If your research gives you reason to believe you are being discriminated against, it may be time to go outside of the office and consult a lawyer about potential legal action.

As Dana Wilkie warned employers for Society for Human Resource Management, “When workers in seemingly identical jobs are paid differently, the employer leaves itself open to claims that the motivation for the different pay is discriminatory — particularly if the person on the lower end of the pay scale is a member of a protected class.” U.S. federal law prohibits discrimination based on race, color, religion, sex and national origin.

3) Focus the conversation on your value, not the coworker making more

When you bring up the pay gap with your manager, do not directly bring up your coworker who is making more than you as the only reason you suddenly deserve a raise.

As Money magazine, notes, using someone else as your benchmark for success can be seen as unprofessional: “Even if you’re lucky enough not to work for one of the companies that implicitly or explicitly discourages salary discussions, it’s not professional to bring up what someone else makes for comparison.”
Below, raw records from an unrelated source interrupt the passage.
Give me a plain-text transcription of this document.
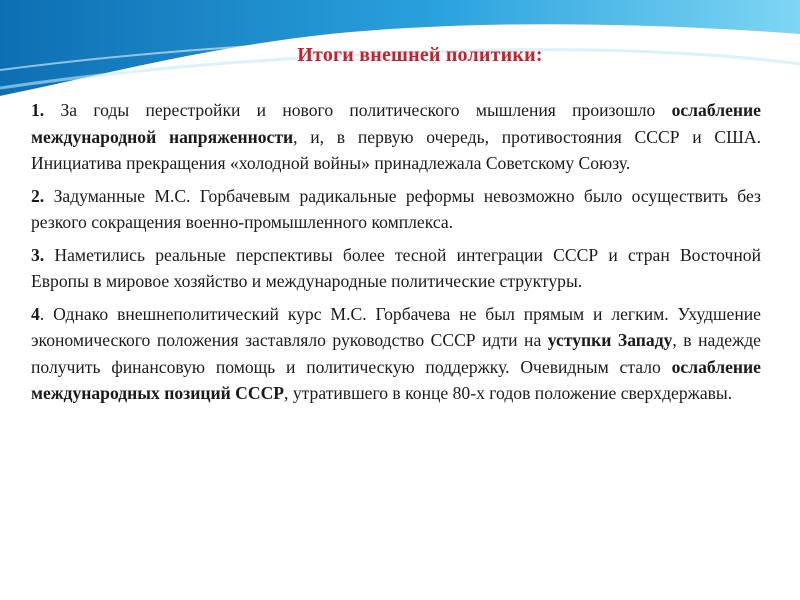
Итоги внешней политики:

1. За годы перестройки и нового политического мышления произошло ослабление международной напряженности, и, в первую очередь, противостояния СССР и США. Инициатива прекращения «холодной войны» принадлежала Советскому Союзу.

2. Задуманные М.С. Горбачевым радикальные реформы невозможно было осуществить без резкого сокращения военно-промышленного комплекса.

3. Наметились реальные перспективы более тесной интеграции СССР и стран Восточной Европы в мировое хозяйство и международные политические структуры.

4. Однако внешнеполитический курс М.С. Горбачева не был прямым и легким. Ухудшение экономического положения заставляло руководство СССР идти на уступки Западу, в надежде получить финансовую помощь и политическую поддержку. Очевидным стало ослабление международных позиций СССР, утратившего в конце 80-х годов положение сверхдержавы.
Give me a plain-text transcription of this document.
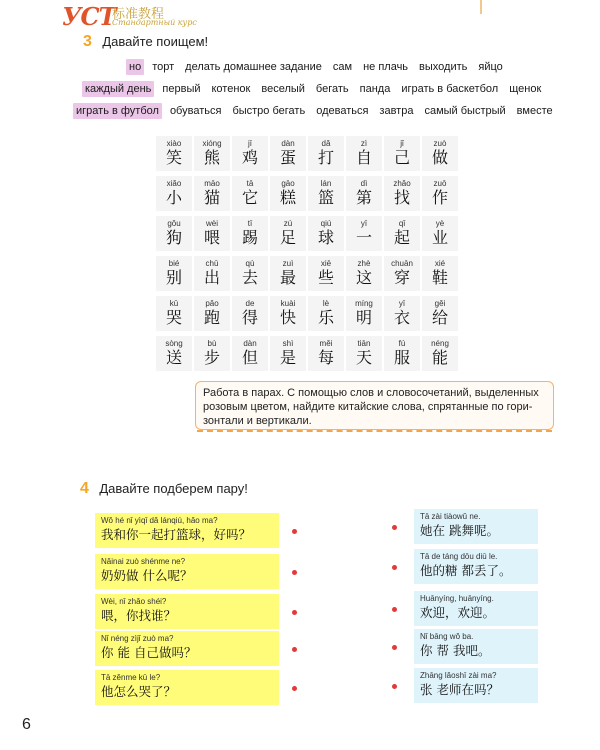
УСТ
标准教程
Стандартный курс
3 Давайте поищем!
но торт делать домашнее задание сам не плачь выходить яйцо
каждый день первый котенок веселый бегать панда играть в баскетбол щенок
играть в футбол обуваться быстро бегать одеваться завтра самый быстрый вместе
xiào
笑
xióng
熊
jī
鸡
dàn
蛋
dǎ
打
zì
自
jǐ
己
zuò
做
xiǎo
小
māo
猫
tā
它
gāo
糕
lán
篮
dì
第
zhǎo
找
zuō
作
gǒu
狗
wèi
喂
tī
踢
zú
足
qiú
球
yī
一
qǐ
起
yè
业
bié
别
chū
出
qù
去
zuì
最
xiē
些
zhè
这
chuān
穿
xié
鞋
kū
哭
pǎo
跑
de
得
kuài
快
lè
乐
míng
明
yī
衣
gěi
给
sòng
送
bù
步
dàn
但
shì
是
měi
每
tiān
天
fú
服
néng
能
Работа в парах. С помощью слов и словосочетаний, выделенных
розовым цветом, найдите китайские слова, спрятанные по гори-
зонтали и вертикали.
4 Давайте подберем пару!
Wǒ hé nǐ yìqǐ dǎ lánqiú, hǎo ma?
我和你一起打篮球，好吗？
Nǎinai zuò shénme ne?
奶奶做 什么呢？
Wèi, nǐ zhǎo shéi?
喂，你找谁？
Nǐ néng zìjǐ zuò ma?
你 能 自己做吗？
Tā zěnme kū le?
他怎么哭了？
Tā zài tiàowǔ ne.
她在 跳舞呢。
Tā de táng dōu diū le.
他的糖 都丢了。
Huānyíng, huānyíng.
欢迎，欢迎。
Nǐ bāng wǒ ba.
你 帮 我吧。
Zhāng lǎoshī zài ma?
张 老师在吗？
6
You can, however, bring up the pay gap directly without naming names. “It has come to my attention that others make much more for doing the same job,” is a script Dillon suggests employees can use to alert a boss about a pay discrepancy without revealing your sources and taking the pay discussion off track.

Instead of talking about your coworker, talk about the unique value you bring to the table through projects you have led, goals you have surpassed or skills you have mastered in your role. The goal is to focus the conversation on your specific accomplishments so that when you ask for a raise, it feels merited.

4) Ask about other forms of compensation

If your conversation about a pay raise goes nowhere, considering asking for compensation in other forms like extra vacation days or remote work possibilities.

5) Process your company’s answer and move on

If your negotiations are successful, congratulations! But if your talks went nowhere, don’t despair.

Even if your requests get turned down, you can at least have the peace of mind that you have been proactive about improving your situation.

Recognize that how your employer decides your role’s worth is an answer in itself. If you still feel like your employer does not properly value you, it may be time to find a new one that does.